Dreier Kurzgeschichten · Lesedauer ca. 11 Min · Ab 18 Jahren

Ich erinnere mich noch genau an den Moment, als ich Lena zum ersten Mal in diesem Licht sah. Nicht im gleißenden Neon einer Clubtoilette oder im gedämpften Kerzenschein eines Restaurants, sondern im flackernden Schein einer einzelnen Kerze, die auf dem Nachttisch flackerte. Ihr Gesicht war halb im Schatten, aber ihre Augen glänzten – und sie lächelte dieses Lächeln, das mir damals schon den Verstand raubte. Jetzt ist es wieder da, dieses Lächeln, und ich spüre, wie mein Puls schneller wird.
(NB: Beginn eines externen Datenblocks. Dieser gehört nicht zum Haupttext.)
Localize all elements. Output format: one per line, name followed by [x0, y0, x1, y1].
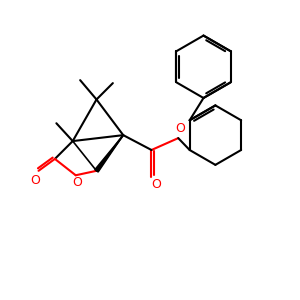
Polygon shape [95, 135, 123, 172]
Text: O: O [31, 174, 40, 188]
Text: O: O [151, 178, 161, 191]
Text: O: O [175, 122, 185, 134]
Text: O: O [72, 176, 82, 189]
Denn wir sitzen hier, zu dritt, in meiner Wohnung, und die Luft ist schwer von unausgesprochenen Dingen. Mein Schwanz pulsiert bereits in meiner Hose, nur beim Gedanken daran, was gleich passieren wird. Lena weiß genau, was sie mit mir macht, wenn sie so lächelt.

Ein unerwartetes Date

Es hatte alles so harmlos begonnen. Ein Abend, eine Dating-App, ein spontanes Treffen. Lena und ich waren seit einem Jahr zusammen, aber wir hatten eine Abmachung: Manchmal luden wir jemanden Dritten ein, jemanden, der uns beide reizte. Dieses Mal war es Marlene, eine alte Bekannte von Lena aus der Studienzeit. Sie war intelligent, witzig und hatte eine Präsenz, die den Raum füllte. Wir trafen uns in einer Bar, redeten über Gott und die Welt, und dann – eine Mutprobe. „Ich wette, du traust dich nicht, mich zu küssen“, sagte Marlene zu mir, während Lena grinsend daneben saß. Ich zögerte keine Sekunde. Ihre Lippen waren weich, und der Kuss schmeckte nach Whisky und Sünde. Lena beobachtete uns mit einem Ausdruck, der mir das Blut in die Lenden trieb. Ich spürte, wie mein Schwanz in der Hose anschwoll, hart wurde, als ich Marlenes Zunge in meinem Mund spürte. Lena sah uns zu, ihre Augen glänzten, und ich wusste, dass sie sich vorstellte, wie es sein würde, uns beide zu haben.

Die Rückkehr in meine Wohnung

Jetzt sind wir hier, in meinem Wohnzimmer. Die Kerze ist die einzige Lichtquelle. Marlene sitzt auf dem Sofa, Lena neben ihr. Ihre Hände liegen auf Marlenes Oberschenkel, und Marlene hat den Kopf zurückgelegt, die Augen geschlossen. Ich stehe vor ihnen, das Hemd schon offen. „Zeig uns, was du kannst“, flüstert Lena, und ihre Stimme klingt rau vor Verlangen. Mein Schwanz drückt gegen den Stoff meiner Hose, ein harter, pulsierender Schlag, der fast schmerzt. Ich trete näher, beuge mich zu Marlene hinunter und küsse sie erneut, tiefer diesmal. Meine Hand gleitet in ihren Nacken, während ich ihren Mund erkunde. Sie schmeckt nach Rotwein und nach Lena, denn Lena hat sie vorhin geküsst. Ein erregender Gedanke, der mich noch härter macht. Ich spüre, wie mein Schwanz gegen den Reißverschluss drückt, fast schmerzhaft hart. Lena beobachtet uns, ihre Hand wandert langsam über Marlenes Bein nach oben, unter ihren Rock. Ich sehe, wie Marlenes Beine sich leicht öffnen, wie sie Lenas Berührung willkommen heißt. Ihre Finger gleiten höher, streicheln den Stoff ihres Höschens, und Marlene stöhnt leise in meinen Kuss hinein.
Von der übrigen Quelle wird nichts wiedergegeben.